While one may have to go back to the Maastricht vote in 1992 to find a higher vote (69 per cent), for decades Irish voters surveyed by Eurobarometer have remained consistently among the EU’s three most supportive electorates.
Yet it was too easy to assume popular support – the public knows when it’s being taken for granted – and the failure last year was a salutary reminder to the Government and EU partners of the reality that European integration is increasingly seen as an elite project. It may have held up European business, and frustrated many of our partners, but the reballot and the debate and education it entailed will in fact do more to give long-term legitimacy to the EU, both here and in other member-states, than any amount of flashy PR. No campaigners have insisted that we have been voting not only for ourselves but for citizens across the continent.
What marks the second Lisbon vote out strikingly from the second Nice vote in 2002 is that, while the latter reversal largely reflected a massive increase in the Yes turnout, this time it is clear that although turnout played a part, the No vote declined by some quarter of a million.

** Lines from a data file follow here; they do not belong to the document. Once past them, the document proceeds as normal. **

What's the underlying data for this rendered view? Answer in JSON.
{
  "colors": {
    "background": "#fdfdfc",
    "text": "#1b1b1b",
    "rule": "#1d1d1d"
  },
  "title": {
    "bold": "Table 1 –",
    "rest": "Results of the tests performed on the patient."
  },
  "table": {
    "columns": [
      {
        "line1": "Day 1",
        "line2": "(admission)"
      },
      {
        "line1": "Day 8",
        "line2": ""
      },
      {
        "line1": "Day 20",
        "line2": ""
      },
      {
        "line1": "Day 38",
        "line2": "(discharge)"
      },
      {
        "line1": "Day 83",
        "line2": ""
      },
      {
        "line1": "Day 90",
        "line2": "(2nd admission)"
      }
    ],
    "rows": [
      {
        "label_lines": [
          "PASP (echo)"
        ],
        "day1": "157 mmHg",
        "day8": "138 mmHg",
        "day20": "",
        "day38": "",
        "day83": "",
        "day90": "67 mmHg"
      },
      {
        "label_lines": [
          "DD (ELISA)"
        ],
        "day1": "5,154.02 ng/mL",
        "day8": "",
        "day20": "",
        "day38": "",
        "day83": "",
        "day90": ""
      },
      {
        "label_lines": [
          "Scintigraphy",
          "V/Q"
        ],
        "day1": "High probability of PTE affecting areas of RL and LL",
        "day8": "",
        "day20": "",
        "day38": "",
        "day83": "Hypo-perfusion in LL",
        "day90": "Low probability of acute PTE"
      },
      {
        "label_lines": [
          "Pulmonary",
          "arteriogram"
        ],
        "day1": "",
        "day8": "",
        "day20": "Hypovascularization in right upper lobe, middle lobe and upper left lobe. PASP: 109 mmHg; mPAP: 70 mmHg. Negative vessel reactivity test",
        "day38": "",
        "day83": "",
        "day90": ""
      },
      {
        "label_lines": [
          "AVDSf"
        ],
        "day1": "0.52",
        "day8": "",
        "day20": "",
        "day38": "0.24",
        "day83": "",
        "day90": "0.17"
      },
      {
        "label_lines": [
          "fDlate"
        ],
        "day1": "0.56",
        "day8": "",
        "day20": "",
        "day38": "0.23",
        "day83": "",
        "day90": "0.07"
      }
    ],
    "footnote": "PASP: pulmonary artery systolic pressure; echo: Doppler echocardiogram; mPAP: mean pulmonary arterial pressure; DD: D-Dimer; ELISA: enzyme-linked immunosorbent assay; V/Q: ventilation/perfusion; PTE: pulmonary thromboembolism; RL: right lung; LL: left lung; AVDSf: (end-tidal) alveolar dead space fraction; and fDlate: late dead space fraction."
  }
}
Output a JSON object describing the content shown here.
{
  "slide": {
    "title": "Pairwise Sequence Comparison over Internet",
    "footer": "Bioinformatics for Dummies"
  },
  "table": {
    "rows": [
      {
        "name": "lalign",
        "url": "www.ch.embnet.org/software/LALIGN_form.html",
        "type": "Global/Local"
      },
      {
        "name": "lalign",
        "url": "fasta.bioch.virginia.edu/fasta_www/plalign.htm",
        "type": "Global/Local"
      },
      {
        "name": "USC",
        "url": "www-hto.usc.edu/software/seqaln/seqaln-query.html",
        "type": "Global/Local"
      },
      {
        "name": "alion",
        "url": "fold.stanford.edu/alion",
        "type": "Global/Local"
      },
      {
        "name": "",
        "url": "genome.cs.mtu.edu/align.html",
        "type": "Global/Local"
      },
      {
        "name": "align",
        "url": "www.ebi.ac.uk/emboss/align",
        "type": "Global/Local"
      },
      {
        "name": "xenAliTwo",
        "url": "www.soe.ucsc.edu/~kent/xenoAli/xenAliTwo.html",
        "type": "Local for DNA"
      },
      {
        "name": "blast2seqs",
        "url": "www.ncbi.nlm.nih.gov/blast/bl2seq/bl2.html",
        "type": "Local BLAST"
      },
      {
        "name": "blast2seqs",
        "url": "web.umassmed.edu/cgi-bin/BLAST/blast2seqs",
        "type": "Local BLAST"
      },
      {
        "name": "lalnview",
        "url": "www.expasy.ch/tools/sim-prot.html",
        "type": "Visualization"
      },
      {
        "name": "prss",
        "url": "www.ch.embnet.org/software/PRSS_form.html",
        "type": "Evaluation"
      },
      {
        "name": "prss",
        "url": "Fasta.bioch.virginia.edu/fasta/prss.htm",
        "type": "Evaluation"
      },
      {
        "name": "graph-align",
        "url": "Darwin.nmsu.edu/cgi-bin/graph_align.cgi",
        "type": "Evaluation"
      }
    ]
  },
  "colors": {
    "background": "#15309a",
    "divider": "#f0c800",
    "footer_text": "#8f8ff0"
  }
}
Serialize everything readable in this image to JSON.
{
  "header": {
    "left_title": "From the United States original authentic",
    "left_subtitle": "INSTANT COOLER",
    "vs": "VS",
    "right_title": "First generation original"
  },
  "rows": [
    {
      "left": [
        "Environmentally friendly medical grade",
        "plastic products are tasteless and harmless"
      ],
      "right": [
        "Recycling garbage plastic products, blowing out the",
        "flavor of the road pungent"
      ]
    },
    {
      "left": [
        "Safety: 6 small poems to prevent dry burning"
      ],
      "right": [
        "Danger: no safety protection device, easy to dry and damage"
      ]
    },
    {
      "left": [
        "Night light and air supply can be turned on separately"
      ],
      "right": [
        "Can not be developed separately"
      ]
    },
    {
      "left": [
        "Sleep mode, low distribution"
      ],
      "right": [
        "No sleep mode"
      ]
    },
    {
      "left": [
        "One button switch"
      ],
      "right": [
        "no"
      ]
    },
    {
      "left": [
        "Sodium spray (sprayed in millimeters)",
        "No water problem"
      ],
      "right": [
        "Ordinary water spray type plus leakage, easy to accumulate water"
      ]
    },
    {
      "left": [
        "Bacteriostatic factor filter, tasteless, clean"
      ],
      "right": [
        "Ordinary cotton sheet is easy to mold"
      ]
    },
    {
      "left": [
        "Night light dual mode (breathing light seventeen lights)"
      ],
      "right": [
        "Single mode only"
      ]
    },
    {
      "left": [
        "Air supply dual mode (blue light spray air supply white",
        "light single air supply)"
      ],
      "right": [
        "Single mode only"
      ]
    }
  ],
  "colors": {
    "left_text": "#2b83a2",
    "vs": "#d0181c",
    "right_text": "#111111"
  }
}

In other words at least a quarter of a million voters changed their vote from No to Yes. In part that was clearly due to the new context – the chill winds of recession which would isolate Ireland and the “guarantees”. Credit is also due to the critically important role played by activists from civic society, among Ireland for Europe, whose arguments made it possible to disconnect the treaty as an issue in the minds of voters from the performance of the Government. The calm and forensic dissection of fact from fiction by the Referendum Commission, and particularly its chairman, Mr Justice Frank Clarke, contributed substantially to moving the debate on from questions of fact to arguments about their merits.
The vote is also good for the political system and its legitimacy. The three previous referendums all exposed a gulf between political representatives – all overwhelmingly supportive of the treaties – and the public which found its concerns articulated by the political fringe. The chasm between the two could not last indefinitely without raising real questions about the representative nature of the Dáil. This vote has bridged that gap.
A real sense of crisis for the EU pervaded many capitals after the No decision in June of last year and there has been considerable relief at the decision, albeit nervousness that the Czech Republic’s president Vaclav Klaus will cause yet further delay to ratification. Ireland now has to reengage urgently with our partners to expedite the ratification and the immediate knock-on issues like the formation of a Commission.